Selon sa mère, l'addiction d'Alexandre a commencé à l'âge de 18 ans. Elle a décrit un jeune homme ayant vécu trois semaines dans la rue et hospitalisé en psychiatrie avant de fuguer. « Il est dangereux pour lui et pour les autres », a-t-elle affirmé, tout en expliquant avoir trouvé une place dans une clinique spécialisée pour qu'il soit pris en charge dès sa sortie.

L'expertise psychiatrique versée au dossier n'a relevé aucun trouble psychiatrique.

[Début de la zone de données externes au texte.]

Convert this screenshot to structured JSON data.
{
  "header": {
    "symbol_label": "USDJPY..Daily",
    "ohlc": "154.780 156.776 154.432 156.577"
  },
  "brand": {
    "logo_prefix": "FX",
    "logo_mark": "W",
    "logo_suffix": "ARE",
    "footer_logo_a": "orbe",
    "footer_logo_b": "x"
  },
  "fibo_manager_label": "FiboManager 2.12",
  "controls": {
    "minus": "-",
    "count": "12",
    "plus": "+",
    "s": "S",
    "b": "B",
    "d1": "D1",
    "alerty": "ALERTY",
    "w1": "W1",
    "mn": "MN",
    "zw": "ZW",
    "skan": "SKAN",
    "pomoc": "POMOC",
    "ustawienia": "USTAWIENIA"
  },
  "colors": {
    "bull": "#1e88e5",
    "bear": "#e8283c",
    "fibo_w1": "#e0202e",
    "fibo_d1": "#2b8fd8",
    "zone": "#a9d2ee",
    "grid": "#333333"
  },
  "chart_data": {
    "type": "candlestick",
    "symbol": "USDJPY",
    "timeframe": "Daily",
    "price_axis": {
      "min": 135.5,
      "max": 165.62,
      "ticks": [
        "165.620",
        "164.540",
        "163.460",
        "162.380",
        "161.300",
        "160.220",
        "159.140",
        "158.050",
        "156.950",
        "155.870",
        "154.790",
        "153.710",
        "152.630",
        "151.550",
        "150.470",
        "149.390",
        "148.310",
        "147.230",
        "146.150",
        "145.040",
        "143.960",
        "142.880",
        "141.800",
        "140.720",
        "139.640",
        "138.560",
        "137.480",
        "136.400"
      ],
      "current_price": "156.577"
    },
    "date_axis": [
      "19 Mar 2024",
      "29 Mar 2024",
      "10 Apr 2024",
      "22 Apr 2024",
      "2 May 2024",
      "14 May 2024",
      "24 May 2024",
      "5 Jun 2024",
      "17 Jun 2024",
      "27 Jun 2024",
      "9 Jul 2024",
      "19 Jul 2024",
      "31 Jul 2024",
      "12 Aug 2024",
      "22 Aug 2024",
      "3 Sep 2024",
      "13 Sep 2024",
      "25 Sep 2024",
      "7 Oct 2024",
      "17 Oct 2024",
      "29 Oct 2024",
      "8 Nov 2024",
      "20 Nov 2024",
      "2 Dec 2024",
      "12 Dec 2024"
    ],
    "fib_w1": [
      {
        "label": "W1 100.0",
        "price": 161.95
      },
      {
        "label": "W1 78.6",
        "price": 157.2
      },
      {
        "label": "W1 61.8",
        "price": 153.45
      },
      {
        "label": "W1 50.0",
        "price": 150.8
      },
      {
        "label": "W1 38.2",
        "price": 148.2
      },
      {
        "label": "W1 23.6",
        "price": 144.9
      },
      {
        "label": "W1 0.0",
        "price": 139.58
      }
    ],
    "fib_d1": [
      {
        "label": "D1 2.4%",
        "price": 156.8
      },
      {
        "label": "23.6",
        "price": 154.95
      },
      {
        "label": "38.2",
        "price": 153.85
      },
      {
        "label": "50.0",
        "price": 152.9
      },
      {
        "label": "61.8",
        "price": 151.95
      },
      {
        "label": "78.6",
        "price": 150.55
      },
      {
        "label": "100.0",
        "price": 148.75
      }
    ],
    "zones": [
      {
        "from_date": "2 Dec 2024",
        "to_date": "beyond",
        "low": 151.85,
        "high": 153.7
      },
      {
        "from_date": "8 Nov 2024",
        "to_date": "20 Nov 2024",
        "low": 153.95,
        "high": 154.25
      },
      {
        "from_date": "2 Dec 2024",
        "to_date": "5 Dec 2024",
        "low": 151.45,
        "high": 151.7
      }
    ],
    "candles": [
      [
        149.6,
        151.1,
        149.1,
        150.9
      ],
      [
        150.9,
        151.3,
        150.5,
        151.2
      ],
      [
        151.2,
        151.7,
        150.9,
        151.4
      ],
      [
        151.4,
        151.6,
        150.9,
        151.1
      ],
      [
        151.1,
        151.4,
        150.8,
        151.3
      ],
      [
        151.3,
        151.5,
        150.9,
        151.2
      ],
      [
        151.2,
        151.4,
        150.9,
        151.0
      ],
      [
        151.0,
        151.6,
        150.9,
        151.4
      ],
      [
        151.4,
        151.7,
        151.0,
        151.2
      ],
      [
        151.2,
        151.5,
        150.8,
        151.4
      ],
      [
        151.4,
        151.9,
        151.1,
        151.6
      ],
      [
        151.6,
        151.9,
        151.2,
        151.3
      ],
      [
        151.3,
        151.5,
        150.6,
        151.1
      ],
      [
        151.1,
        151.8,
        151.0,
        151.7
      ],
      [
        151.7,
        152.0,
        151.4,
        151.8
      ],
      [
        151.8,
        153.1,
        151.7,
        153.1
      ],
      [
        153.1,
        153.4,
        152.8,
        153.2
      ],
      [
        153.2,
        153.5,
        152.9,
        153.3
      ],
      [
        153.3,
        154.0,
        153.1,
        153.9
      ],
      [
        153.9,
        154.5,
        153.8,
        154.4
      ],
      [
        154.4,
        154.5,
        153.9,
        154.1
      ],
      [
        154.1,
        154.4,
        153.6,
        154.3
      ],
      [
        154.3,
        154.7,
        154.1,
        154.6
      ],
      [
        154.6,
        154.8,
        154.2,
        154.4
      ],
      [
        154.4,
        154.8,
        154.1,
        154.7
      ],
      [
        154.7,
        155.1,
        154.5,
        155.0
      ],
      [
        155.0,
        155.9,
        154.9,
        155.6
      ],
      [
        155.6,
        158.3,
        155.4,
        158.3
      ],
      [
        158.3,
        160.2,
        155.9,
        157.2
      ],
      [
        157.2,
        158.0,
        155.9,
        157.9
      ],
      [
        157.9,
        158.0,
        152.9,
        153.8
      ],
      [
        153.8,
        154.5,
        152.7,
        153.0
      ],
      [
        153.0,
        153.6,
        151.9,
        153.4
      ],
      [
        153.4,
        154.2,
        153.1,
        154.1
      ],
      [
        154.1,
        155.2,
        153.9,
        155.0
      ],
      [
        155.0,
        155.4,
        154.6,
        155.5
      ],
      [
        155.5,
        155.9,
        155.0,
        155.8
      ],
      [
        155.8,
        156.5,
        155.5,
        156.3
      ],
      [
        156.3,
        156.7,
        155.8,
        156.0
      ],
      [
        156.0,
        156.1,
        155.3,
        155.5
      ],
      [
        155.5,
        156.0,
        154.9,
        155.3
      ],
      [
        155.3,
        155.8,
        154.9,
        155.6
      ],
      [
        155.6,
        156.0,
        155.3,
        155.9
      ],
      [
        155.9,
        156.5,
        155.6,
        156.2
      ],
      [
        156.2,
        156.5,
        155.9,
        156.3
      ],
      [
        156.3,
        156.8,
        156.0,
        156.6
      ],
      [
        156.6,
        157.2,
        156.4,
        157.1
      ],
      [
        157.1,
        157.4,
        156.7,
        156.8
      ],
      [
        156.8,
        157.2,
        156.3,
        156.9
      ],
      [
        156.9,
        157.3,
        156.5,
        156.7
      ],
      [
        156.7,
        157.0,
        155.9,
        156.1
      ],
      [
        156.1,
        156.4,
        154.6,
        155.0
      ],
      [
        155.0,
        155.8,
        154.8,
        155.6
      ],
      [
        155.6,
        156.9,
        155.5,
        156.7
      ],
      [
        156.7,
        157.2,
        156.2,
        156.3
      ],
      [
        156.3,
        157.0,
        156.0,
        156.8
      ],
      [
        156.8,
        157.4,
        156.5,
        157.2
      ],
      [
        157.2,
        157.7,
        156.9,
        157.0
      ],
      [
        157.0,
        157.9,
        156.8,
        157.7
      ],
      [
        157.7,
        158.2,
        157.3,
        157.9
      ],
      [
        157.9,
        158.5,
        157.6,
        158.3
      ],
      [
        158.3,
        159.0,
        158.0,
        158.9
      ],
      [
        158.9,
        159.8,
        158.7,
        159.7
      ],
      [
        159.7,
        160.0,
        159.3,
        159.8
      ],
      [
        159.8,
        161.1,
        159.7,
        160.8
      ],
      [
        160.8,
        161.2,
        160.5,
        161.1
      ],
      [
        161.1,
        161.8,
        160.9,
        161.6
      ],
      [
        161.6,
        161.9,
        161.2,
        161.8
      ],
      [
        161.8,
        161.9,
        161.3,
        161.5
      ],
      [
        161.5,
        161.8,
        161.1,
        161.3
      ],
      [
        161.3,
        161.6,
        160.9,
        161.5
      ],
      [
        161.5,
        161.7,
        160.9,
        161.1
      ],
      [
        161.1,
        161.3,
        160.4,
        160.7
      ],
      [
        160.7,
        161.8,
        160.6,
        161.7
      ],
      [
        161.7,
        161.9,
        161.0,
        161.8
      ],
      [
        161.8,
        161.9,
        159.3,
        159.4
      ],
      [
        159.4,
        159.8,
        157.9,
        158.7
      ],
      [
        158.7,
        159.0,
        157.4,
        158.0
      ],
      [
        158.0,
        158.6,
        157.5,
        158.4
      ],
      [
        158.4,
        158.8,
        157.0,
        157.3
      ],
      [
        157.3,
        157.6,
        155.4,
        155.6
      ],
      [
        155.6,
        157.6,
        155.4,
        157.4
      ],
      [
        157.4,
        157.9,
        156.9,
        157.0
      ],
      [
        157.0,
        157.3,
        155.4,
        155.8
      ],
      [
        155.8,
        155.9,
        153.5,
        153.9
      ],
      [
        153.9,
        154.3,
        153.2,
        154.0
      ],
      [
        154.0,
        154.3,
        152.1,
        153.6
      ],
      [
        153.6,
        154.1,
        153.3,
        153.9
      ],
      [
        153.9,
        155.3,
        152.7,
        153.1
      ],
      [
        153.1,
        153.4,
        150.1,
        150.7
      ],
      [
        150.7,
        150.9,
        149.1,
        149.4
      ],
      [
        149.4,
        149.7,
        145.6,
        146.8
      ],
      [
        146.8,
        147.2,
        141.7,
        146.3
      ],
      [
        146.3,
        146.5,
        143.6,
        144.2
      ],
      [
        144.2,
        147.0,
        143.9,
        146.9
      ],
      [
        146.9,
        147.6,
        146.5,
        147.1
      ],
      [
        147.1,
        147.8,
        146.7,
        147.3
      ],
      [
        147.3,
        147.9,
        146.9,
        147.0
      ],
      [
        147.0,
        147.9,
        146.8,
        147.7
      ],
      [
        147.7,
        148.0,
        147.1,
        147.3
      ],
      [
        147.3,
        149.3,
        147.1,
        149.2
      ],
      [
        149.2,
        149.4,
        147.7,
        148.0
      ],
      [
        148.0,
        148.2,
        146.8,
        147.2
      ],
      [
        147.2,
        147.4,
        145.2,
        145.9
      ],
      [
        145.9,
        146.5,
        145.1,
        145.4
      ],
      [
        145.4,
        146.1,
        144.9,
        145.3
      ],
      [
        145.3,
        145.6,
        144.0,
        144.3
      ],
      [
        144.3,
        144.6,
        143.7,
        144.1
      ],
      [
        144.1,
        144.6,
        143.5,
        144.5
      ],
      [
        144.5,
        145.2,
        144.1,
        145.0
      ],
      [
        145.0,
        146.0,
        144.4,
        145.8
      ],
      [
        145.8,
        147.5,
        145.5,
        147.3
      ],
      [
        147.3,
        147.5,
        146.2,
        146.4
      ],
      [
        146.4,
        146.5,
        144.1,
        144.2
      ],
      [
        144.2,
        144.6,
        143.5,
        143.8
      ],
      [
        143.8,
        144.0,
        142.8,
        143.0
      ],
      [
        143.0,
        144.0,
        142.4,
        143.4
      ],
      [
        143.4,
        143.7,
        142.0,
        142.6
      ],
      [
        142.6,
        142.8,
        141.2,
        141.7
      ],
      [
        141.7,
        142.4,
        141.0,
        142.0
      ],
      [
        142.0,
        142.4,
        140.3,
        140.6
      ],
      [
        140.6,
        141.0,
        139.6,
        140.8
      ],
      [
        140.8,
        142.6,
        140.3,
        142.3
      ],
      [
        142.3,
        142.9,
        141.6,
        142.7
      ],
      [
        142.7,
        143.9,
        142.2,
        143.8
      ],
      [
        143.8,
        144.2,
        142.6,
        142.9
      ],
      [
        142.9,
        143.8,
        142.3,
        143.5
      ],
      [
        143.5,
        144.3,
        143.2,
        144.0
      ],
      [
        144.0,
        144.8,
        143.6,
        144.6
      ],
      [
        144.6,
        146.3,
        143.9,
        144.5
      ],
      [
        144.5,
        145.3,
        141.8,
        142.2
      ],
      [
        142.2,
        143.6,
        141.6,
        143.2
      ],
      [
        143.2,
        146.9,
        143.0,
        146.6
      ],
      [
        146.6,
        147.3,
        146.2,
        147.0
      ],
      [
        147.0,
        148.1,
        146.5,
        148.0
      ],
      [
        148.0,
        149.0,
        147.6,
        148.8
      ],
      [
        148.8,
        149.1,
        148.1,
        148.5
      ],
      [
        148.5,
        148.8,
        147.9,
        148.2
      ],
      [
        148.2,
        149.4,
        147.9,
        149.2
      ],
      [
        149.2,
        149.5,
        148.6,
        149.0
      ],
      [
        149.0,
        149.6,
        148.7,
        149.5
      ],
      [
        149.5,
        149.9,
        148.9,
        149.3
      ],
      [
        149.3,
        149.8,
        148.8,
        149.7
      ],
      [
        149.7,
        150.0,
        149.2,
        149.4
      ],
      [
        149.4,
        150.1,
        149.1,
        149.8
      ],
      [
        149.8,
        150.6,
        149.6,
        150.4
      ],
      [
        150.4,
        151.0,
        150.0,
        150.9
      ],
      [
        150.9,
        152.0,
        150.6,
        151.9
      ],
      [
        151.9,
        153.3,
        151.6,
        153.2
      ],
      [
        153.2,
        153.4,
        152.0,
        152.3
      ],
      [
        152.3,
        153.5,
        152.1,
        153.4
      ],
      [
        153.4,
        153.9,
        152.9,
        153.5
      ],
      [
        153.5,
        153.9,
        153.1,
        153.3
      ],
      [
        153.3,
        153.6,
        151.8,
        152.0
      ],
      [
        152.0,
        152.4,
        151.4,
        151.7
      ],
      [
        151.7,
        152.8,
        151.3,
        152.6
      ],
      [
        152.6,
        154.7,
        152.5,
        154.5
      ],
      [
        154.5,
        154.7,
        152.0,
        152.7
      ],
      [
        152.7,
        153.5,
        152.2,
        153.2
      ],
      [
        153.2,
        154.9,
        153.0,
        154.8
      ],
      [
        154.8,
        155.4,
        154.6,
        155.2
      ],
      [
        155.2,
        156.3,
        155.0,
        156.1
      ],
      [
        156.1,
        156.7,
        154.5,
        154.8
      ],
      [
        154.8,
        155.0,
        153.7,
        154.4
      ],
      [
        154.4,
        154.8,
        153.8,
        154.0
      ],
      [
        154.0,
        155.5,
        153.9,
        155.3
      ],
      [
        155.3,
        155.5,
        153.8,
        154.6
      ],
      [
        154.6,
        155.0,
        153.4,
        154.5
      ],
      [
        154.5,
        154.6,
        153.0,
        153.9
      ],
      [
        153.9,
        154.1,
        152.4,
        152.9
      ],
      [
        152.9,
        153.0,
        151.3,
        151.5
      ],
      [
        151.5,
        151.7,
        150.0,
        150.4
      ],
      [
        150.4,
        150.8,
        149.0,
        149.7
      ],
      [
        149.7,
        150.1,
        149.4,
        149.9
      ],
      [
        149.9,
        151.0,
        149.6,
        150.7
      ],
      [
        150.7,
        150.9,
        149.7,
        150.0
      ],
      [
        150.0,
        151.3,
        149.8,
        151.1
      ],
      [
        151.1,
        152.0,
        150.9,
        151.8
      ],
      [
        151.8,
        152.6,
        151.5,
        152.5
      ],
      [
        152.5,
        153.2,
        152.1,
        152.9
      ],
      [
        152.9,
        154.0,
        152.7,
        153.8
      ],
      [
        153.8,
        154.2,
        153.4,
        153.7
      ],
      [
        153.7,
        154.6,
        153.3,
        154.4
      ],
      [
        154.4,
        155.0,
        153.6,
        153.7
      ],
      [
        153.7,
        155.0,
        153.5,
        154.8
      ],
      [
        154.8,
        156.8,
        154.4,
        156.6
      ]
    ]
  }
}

Les experts estiment que les faits sont essentiellement liés à sa consommation de cocaïne et que le risque de récidive apparaît faible si un suivi addictologique sérieux est mis en place.

La détention comme déclic

Détenu depuis plusieurs mois, le prévenu assure avoir changé. « La détention m'a fait arrêter la cocaïne. Aujourd'hui, quand je vais sortir, je veux travailler et prendre soin de mes proches », a-t-il déclaré, avant d'ajouter : « Je suis triste de réécouter les faits. Avec le recul, je me rends compte que ça ne valait vraiment pas la peine. »

Le ministère public a estimé que l'incarcération avait été bénéfique mais a demandé de ne pas retenir l'altération du discernement. Il a requis une peine de deux ans d'emprisonnement, dont douze mois assortis d'un sursis probatoire avec obligation de soins psychiatriques, de travail et d'hospitalisation. L'objectif, selon le parquet, est de privilégier « une logique de soins », tout en prévoyant un retour en détention si le suivi n'est pas respecté.

La décision du tribunal

La défense a plaidé en faveur d'une prise en charge médicale complète, jugeant les demandes de réparation du préjudice moral « démesurées » et rappelant que son client « ne s'en prend pas aux personnes mais aux biens ». L'avocat a également insisté sur la place réservée dans une clinique à compter du 22 juillet, estimant que « trois mois de prison lui ont permis de comprendre ».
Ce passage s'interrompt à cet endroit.